Kosecki ouvrit la bouche comme un poisson à court d'eau et lâcha
un "merde" plus désolé que virulent. Du côté
des gardes du corps, ça s'agita sec. Les voyous d'Andreotti,
suivis de quelques poulets en civil et de Max se mirent en mouvement.
Rivers prit la meute sur le paletot, ce qui ne l'empêcha pas de
se débattre et de tenter d'étrangler Paul Andros. J'étais
là pour travailler, et le moins que je pouvais faire, était
de me mêler à la bagarre. Je laissais sur place un Kosecki
indécis et je fonçais dans le tas, avec la ferme intention
de ne pas laisser ma part au chien, s'il était question d'égratigner,
voir de franchement savatter, quelques maffiosi. Mais la partie de manivelle
fut de courte durée. Les anges gardiens d'Andréotti avaient
sorti les revolvers et distribuaient les coups de crosse en expert.
J'en attrapais un sur la tempe, je m'écroulais par terre, et
avant de tomber dans les pommes, j'eus le temps de réaliser que
j'étais désormais considéré comme un ballon
de football, à la disposition du tout à chacun.
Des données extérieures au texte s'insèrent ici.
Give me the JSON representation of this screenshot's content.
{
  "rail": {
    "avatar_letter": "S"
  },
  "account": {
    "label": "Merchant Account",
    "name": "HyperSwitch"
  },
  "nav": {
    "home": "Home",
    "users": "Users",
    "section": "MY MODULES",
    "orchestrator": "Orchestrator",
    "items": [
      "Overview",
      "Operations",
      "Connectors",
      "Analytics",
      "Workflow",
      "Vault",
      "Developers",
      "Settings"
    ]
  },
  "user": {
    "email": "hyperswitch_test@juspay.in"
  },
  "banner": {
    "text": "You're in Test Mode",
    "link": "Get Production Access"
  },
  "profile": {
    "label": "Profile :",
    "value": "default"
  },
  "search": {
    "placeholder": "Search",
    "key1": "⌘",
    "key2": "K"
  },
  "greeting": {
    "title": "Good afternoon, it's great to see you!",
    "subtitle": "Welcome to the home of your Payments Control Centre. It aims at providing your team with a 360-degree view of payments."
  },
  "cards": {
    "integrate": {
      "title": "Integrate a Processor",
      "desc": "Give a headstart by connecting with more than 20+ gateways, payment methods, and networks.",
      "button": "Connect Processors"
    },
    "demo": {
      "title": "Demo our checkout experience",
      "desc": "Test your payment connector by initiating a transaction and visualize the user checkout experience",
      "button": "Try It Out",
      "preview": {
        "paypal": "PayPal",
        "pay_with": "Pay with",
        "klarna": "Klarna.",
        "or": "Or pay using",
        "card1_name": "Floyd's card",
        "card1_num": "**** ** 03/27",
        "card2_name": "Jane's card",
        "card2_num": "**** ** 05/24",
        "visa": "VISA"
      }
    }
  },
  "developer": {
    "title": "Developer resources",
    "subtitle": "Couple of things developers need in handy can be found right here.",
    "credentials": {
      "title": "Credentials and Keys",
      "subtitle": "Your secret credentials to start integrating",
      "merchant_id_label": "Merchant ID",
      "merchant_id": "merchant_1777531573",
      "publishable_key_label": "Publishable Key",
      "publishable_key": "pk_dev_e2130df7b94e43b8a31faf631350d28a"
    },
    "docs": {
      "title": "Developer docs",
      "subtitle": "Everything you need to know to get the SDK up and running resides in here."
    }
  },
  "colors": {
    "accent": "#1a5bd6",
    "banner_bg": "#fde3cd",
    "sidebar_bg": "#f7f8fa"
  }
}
Il n'y
a rien de plus déprimant et en même temps, presque rien
qui puisse vous guérir aussi vite de la dépression.
Je me réveillais dans l'ambulance. Au volant, le gars s'amusait
bien, et sa sirène ne valait rien de bon à mon mal de
crâne. Ma tempe gauche me lançait et mes côtes me
faisaient un mal de chien. Sur le brancard d'à côté,
Mark Rivers semblait encore plus mal en point. Les yeux fermés,
le visage en sang, le nez éclaté, il respirait difficilement.
Il s'était pissé dessus et ça sentait l'urine.
Un infirmier tentait malgré les cahots de lui installer une perfusion.
J'en avais assez vu, et je me laissai partir dans les vapes.
Je me réveillais pour la troisième fois dans une chambre
claire, fraîche et agréable. J'avais une aiguille dans
le bras et un bocal à perfusion au-dessus de la tête. J'attendis
sans bouger pendant un bon quart d'heure. Je me sentais vaseux mais
pas si mal.
Un infirmier rentra et se mit à vérifier la perfusion.
Il remarqua mes yeux ouverts et me demanda comment je me sentais. Je
rassemblais mes esprits et je réussis à faire le malin.
- En pleine forme. Quand est-ce qu'on mange ?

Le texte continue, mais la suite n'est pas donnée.